Et sans réfléchir une nouvelle fois, je pris sur moi de créer un nouveau mâle et une nouvelle femelle de cette espèce, non pas par curiosité, mais comme un défi à mon propre génie. Oui, cette fois-là, j’aurais voulu leur montrer qu’ils devaient vivre dans l’équilibre, en obéissant à mes lois. Vous vous imaginez ? Obéir ? Moi ?
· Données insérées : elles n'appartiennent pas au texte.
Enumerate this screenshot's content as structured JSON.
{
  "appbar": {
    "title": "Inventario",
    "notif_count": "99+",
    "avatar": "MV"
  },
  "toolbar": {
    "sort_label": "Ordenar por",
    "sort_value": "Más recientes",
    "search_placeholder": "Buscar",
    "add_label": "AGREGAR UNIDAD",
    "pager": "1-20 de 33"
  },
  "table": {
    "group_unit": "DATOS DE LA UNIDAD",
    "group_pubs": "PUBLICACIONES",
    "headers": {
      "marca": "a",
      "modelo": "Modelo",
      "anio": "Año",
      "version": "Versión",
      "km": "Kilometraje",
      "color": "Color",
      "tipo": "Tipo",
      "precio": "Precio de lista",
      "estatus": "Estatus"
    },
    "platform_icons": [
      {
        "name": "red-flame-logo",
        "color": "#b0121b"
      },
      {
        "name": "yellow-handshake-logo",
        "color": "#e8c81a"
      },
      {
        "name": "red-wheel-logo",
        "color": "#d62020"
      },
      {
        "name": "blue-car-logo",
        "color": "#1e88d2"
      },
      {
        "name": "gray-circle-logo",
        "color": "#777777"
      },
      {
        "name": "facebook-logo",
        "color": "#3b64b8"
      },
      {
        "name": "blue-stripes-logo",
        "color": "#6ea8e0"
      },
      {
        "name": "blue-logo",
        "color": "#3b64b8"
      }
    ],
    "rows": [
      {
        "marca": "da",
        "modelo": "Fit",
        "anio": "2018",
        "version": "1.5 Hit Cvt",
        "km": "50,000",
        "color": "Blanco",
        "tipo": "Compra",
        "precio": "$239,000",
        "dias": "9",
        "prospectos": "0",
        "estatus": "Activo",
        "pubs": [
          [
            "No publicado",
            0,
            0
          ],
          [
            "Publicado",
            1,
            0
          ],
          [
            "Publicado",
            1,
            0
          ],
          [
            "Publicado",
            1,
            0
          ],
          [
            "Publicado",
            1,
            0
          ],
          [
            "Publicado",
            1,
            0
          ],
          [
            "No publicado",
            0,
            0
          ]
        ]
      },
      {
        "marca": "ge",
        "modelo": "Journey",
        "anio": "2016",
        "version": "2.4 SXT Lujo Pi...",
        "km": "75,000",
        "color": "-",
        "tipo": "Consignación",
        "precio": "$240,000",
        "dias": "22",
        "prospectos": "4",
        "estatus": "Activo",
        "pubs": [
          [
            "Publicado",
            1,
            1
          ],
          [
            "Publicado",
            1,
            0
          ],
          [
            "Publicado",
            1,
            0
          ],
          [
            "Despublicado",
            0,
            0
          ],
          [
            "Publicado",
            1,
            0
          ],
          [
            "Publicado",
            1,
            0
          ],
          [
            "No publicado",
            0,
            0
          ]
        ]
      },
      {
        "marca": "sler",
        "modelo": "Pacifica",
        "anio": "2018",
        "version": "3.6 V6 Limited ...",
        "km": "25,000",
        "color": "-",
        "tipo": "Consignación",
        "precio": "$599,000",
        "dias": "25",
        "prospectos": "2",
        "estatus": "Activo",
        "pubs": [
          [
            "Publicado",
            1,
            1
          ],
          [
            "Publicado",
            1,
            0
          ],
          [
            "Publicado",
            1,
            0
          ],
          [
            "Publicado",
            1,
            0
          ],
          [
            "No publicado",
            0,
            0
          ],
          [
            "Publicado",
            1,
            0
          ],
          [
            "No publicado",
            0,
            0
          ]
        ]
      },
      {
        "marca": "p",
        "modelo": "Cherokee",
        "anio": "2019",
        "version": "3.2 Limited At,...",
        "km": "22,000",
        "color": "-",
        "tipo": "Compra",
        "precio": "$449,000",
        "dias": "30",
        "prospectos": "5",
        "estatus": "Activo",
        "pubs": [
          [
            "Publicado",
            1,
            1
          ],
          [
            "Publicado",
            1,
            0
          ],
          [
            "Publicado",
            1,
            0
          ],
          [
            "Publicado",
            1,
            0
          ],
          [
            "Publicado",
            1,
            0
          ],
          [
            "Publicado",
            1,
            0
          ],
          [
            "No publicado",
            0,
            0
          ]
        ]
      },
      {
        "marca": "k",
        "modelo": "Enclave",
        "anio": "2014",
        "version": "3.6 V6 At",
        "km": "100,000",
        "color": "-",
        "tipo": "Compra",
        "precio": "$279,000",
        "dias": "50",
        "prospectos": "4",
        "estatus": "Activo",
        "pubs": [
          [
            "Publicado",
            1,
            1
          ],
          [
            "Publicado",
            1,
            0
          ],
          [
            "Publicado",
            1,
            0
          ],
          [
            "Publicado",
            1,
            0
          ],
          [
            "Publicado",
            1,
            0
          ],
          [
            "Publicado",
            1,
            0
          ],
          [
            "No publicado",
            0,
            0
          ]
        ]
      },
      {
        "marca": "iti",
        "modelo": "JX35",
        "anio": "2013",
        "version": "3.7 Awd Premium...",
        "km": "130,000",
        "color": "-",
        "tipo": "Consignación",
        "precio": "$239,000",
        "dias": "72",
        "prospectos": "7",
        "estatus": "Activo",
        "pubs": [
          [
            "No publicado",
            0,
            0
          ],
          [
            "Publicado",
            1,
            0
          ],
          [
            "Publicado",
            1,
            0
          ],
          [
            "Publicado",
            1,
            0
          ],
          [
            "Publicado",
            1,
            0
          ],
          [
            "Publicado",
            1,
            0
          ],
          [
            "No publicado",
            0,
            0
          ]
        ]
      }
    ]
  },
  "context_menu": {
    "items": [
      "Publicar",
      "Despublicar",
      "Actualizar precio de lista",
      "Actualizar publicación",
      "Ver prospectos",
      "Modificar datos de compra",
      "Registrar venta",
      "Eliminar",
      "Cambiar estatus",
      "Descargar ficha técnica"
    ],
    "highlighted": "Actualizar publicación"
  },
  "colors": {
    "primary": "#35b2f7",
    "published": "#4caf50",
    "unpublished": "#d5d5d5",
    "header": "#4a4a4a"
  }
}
Oui, je vous vois, vous tous, assis là mal à l’aise et jetant des regards de colère vers l’entrée de la maison ronde. Je sais que vous voulez partir, et que vous commencez à en avoir assez de ma récitation, mais je vous en prie, écoutez-moi jusqu’au bout.
Vous devez comprendre qu’ils étaient comme des jouets, des joujoux fascinants. Je n’avais pas idée de la façon dont je m’en débarrasserais. Je projetai de les remettre à leur place dès que j’aurais fini avec eux.
J’étais convoqué à l’autre bout de la Création pour une consultation. La Création était si polie qu’elle prit beaucoup, mais beaucoup de temps pour arriver : C’était parce qu’elle, la Création, pensait que j’avais fait une grande erreur en recréant ces deux-jambes. Je la priai de m’excuser et promis de ne plus refaire ces erreurs. "Mais non" dit la Création "c’est trop tard".
Ainsi, nous sommes envahis, comme toute cette terre. Et tous, je vous prie de m’excuser. Et je vous promets que ces deux jambes s’en iront bientôt. Livrés à eux-mêmes, ils ont inventé des bâtons et des cailloux encore plus gros et meilleurs pour s’entre-détruire.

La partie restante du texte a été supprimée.